2016’nın yazında adacıklar çevresinde seyreden 300’e yakın Çin balıkçı teknesinden bazıları Japon kara sularını ihlal etmişti. O dönemde Japon Sahil Güvenliğinde üst düzeyde görevde bulunan Toyama Atsuşi, 2012’deki millileştirmenin, “Çin’e gemilerini sürekli bölgeye sevk etmesi için mazeret sağladığı” görüşünü dile getirdi.
Japon Sahil Güvenliğinin askeri çatışmalardan kaçınırken aynı zamanda adacıkları koruduğunu kaydeden Toyama, “Bana göre, Çin gemilerinin bölgedeki sürekli varlığı bazılarını öfkelendiriyor. Provokatif hamlelere başvurursak da bundan sadece Pekin avantaj sağlar.” ifadelerini kullandı.
Okinawa eyaletinin Naha ilçesindeki 11. Bölge Sahil Güvenlik Karargahına ait devriye gemileri, Japon balıkçı gemilerini adacıklar etrafındaki Çin’e ait gemilerden korumak için bölgeye sürekli devriye faaliyeti yürütüyor.
Bölgedeki gidişatı 7 gün 24 saat izleyen JCG, “ihlal” oluşturduğunu düşündüğü durumlarda, elektronik sinyal yoluyla “Japon kara sularına terk etmeleri” yönünde Çin’e ait gemilere uyarıda bulunuyor.
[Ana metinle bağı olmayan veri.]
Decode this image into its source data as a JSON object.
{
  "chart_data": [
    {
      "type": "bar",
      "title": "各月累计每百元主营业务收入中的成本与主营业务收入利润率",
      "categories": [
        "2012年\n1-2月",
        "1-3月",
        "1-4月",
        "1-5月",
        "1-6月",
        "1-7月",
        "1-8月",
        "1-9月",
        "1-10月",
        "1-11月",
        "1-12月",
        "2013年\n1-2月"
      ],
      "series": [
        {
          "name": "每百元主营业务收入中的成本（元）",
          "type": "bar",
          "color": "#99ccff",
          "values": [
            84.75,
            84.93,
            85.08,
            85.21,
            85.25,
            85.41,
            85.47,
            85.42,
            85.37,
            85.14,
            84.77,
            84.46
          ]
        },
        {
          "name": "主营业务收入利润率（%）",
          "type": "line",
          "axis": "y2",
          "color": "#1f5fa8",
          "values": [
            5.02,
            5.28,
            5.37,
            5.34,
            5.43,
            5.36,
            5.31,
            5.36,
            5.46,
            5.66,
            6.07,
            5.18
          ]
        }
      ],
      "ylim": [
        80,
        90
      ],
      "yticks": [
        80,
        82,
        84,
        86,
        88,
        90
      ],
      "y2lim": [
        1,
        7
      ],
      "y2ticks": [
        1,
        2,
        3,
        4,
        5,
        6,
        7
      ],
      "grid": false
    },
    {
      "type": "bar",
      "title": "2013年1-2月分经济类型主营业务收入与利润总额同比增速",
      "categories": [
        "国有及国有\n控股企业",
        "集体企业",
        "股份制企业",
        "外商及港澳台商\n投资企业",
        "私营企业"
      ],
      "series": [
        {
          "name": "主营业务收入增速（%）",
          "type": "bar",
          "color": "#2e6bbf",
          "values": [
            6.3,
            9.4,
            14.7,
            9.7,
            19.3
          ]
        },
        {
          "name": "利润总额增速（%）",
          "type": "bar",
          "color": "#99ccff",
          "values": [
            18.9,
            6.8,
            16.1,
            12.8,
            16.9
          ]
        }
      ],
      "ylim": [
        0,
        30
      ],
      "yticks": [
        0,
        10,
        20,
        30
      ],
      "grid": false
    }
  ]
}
JCG, açık denizlere muhrip gemi ve devriye uçakları sevk eden Japonya Deniz Öz Savunma Kuvvetleri (MSDF) ile de iş birliği yapıyor.
ABD müdahil olabilir mi?
Adacıklar, Japonya’nın Okinawa eyaletinin idari yetki sahasında bulunuyor. Japonya yüzölçümünün yüzde 0,6’sını oluşturan Okinawa, ülke genelinde ABD askeri tesislerinin toplam arazi alanlarının yüzde 70,6’sına ev sahipliği yapıyor.
Ülkenin en güneybatısında yer alan Okinawa’ya, Japonya’ya iade edildiği 1972’den beri, füze denemeleriyle tehditkar Kuzey Kore ve bölgesel askeri faaliyetlerini artıran Çin’e karşı “jeopolitik ve stratejik önem” atfediliyor.
Tokyo-Washington arasındaki askeri ittifakı göz önüne alındığında, son dönemde Japon hükümetinin, olası bir askeri saldırı halinde adacıklar bölgesinin, 1960 Japonya-ABD Güvenlik Anlaşması’nın 5. maddesi kapsamında yer aldığını, ABD yönetimine teyit ettirme çabası dikkati çekiyor.
Japon hükümet yetkilisi, “statükoyu güç kullanarak değiştirmeye yönelik belirgin girişimi bulunan Çin karşısında gardımızı düşüremeyiz.” diyerek, “Millileştirmek, savunma politikamızı ciddi bir acilliyet yaklaşımıyla gözden geçirmemiz için bir ipucu vermiş oldu.” ifadelerini kullandı.